KP3

Makayla, Ruben, Kalista, Nay

The Intolerable Acts were the American Patriots' term for a series of punitive laws passed by the British Parliament in 1774 after the Boston Tea party. They were meant to punish the Massachusetts colonists for their defiance in throwing a large tea shipment into Boston harbor. (Page 168)


Mercy Otis Warren was a political writer and propagandist of the American Revolution. In the eighteenth century, topics such as politics and war were thought to be the province of men. Few men and fewer women had the education or training to write about these subjects. Warren was an exception. During the years before the American Revolution, Warren published poems and plays that attacked royal authority in Massachusetts and urged colonists to resist British infringements on colonial rights and liberties. (Page 202)
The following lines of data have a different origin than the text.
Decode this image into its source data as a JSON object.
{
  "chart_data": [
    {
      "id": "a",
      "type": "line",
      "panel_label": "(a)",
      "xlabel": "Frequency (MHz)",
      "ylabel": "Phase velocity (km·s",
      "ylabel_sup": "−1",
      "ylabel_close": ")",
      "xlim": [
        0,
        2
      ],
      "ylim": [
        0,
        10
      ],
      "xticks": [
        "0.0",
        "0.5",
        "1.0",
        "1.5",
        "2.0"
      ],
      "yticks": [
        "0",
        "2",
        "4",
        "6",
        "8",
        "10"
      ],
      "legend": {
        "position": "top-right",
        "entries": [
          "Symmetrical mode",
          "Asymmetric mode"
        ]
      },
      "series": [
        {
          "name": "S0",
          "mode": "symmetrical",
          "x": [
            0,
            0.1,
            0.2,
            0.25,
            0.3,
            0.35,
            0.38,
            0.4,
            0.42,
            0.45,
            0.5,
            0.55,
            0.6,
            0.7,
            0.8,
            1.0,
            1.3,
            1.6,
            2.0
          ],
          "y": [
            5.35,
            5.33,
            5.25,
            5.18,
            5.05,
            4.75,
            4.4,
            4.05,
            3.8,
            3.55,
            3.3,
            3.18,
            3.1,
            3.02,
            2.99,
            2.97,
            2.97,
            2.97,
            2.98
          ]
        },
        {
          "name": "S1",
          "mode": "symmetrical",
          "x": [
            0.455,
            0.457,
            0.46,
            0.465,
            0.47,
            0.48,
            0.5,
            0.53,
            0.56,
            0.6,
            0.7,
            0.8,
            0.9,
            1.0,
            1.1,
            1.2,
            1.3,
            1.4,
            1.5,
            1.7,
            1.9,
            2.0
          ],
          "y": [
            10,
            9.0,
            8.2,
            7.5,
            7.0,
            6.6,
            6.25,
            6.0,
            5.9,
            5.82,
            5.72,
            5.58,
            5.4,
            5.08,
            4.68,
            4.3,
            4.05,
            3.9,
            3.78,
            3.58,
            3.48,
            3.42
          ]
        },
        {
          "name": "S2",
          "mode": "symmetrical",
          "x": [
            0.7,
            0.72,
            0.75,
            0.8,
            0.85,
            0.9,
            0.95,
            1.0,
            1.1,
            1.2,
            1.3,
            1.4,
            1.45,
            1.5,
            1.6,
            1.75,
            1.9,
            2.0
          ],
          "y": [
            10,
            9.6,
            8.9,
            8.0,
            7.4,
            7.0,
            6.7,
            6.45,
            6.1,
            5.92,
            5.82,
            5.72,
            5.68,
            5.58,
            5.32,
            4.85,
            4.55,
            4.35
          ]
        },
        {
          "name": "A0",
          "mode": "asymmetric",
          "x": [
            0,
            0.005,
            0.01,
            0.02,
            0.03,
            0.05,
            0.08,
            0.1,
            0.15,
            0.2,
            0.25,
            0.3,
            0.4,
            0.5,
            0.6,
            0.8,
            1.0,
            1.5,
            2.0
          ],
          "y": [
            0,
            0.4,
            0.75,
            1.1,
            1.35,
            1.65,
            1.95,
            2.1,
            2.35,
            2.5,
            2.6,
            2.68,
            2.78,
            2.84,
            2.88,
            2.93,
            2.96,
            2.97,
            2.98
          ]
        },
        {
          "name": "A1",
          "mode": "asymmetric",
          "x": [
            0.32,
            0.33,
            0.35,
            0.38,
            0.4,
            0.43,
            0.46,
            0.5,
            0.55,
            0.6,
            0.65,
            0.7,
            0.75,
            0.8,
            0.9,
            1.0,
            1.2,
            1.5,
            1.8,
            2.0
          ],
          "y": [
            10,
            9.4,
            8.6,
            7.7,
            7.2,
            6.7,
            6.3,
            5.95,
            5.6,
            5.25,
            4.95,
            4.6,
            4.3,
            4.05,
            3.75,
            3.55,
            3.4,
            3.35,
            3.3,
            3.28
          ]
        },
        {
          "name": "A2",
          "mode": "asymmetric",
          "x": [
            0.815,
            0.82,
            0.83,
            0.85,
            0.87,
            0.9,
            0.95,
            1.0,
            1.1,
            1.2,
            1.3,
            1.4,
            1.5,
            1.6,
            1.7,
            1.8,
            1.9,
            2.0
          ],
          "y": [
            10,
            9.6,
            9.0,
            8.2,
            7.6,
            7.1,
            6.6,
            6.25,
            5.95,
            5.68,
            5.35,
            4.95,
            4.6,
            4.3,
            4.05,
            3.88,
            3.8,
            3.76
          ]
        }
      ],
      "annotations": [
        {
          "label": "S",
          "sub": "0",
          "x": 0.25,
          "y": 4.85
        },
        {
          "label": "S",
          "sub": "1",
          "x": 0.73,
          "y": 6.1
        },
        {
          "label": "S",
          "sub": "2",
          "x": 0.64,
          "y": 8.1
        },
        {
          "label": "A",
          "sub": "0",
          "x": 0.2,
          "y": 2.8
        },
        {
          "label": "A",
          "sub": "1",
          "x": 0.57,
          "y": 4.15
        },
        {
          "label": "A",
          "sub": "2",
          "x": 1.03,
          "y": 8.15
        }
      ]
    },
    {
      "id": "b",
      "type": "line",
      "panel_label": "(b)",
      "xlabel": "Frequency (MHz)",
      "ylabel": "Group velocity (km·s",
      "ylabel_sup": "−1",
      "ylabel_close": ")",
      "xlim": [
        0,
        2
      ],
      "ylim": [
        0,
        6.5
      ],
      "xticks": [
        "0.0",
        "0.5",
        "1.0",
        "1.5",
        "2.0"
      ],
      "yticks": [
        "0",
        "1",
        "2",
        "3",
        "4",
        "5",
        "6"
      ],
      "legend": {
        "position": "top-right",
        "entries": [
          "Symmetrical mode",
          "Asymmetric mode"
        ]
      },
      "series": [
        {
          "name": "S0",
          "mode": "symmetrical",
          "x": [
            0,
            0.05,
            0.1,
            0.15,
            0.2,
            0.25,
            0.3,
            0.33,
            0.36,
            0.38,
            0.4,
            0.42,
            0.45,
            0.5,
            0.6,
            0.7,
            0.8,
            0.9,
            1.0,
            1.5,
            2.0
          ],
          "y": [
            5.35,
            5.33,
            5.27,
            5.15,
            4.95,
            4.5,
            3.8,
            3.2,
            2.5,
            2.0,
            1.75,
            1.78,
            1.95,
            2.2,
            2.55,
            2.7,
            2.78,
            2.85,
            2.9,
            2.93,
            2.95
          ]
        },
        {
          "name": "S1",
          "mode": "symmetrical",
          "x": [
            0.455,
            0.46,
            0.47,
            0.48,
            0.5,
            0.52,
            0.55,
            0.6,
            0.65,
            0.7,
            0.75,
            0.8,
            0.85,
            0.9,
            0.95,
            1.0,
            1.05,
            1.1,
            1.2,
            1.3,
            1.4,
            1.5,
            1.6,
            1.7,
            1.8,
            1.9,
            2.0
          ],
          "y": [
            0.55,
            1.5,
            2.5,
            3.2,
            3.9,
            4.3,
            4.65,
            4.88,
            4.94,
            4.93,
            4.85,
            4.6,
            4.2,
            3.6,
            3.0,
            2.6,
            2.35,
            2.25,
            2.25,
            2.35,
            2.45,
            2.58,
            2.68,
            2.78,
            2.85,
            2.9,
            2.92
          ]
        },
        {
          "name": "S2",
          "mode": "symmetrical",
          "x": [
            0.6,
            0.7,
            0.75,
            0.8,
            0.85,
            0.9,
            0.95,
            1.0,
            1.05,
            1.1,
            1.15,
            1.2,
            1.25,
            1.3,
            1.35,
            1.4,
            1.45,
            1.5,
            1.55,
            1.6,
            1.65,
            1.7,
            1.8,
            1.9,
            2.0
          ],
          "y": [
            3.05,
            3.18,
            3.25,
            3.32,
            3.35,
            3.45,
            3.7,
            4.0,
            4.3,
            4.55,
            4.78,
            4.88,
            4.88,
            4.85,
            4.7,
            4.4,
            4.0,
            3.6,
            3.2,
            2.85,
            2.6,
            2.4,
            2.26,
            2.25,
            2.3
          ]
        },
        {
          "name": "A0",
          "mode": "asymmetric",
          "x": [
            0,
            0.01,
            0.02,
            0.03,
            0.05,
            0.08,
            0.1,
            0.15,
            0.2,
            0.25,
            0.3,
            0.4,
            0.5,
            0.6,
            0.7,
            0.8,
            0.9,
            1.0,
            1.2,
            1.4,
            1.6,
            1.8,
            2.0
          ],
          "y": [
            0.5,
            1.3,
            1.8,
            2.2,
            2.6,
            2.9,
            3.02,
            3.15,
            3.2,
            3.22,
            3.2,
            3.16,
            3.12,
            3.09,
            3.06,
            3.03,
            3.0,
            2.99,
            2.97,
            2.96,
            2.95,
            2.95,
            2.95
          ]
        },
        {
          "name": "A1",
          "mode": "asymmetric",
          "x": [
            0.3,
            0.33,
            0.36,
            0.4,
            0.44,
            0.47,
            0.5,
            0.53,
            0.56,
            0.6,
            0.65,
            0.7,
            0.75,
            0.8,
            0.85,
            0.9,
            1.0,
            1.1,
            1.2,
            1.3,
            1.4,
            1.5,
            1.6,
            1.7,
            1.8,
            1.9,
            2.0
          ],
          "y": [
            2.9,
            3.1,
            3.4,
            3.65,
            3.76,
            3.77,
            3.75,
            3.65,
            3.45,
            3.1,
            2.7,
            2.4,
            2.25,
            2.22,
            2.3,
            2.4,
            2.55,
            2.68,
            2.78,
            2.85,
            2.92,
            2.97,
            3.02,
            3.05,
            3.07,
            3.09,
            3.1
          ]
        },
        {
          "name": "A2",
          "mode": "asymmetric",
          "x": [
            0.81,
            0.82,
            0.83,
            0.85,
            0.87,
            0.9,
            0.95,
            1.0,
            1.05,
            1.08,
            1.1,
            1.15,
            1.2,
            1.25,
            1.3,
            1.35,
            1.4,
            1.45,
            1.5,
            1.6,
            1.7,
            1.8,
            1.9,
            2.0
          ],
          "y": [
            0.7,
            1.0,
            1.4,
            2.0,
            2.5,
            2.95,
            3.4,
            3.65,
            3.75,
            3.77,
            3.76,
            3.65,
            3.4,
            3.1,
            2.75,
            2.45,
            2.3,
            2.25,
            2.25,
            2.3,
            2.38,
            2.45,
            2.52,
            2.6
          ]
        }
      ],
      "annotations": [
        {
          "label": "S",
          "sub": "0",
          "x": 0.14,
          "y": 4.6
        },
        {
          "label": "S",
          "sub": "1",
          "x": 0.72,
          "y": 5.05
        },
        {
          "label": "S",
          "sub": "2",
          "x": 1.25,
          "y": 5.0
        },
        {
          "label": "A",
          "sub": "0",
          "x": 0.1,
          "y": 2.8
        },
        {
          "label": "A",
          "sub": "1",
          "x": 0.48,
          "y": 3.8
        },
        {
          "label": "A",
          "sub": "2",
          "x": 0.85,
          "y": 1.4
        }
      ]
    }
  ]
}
Abigail Adams was the wife of John Adams and the mother of John Quincy Adams.Adams's life is one of the most documented of the first ladies: she is remembered for the many letters she wrote to her husband while he stayed in Philadelphia, Pennsylvania, during the Continental Congresses. John frequently sought the advice of Abigail on many matters, and their letters are filled with intellectual discussions on government and politics. The letters serve as eyewitness accounts of the American Revolutionary War home front. (Page 258)

Jay's Treaty (1795) was between the United States and Great Britain that resolved issues with the treaty of paris (1783; ended the American Revolutionary War). Assisted with the peace ten years of trading with American and Great Britain.


Pinckney's Treaty otherwise known as the Treaty of San Lorenzo or the Treaty of Madrid, was signed in San Lorenzo de El Escorial on October 27, 1795 and created hopes of friendship between the United States and Spain.


VA and KY Resolutions (Thomas Jefferson and James Madison) were political statements drafted in 1798 and 1799 that argued that the federal government had no authority to exercise power not specifically delegated to it in the Constitution.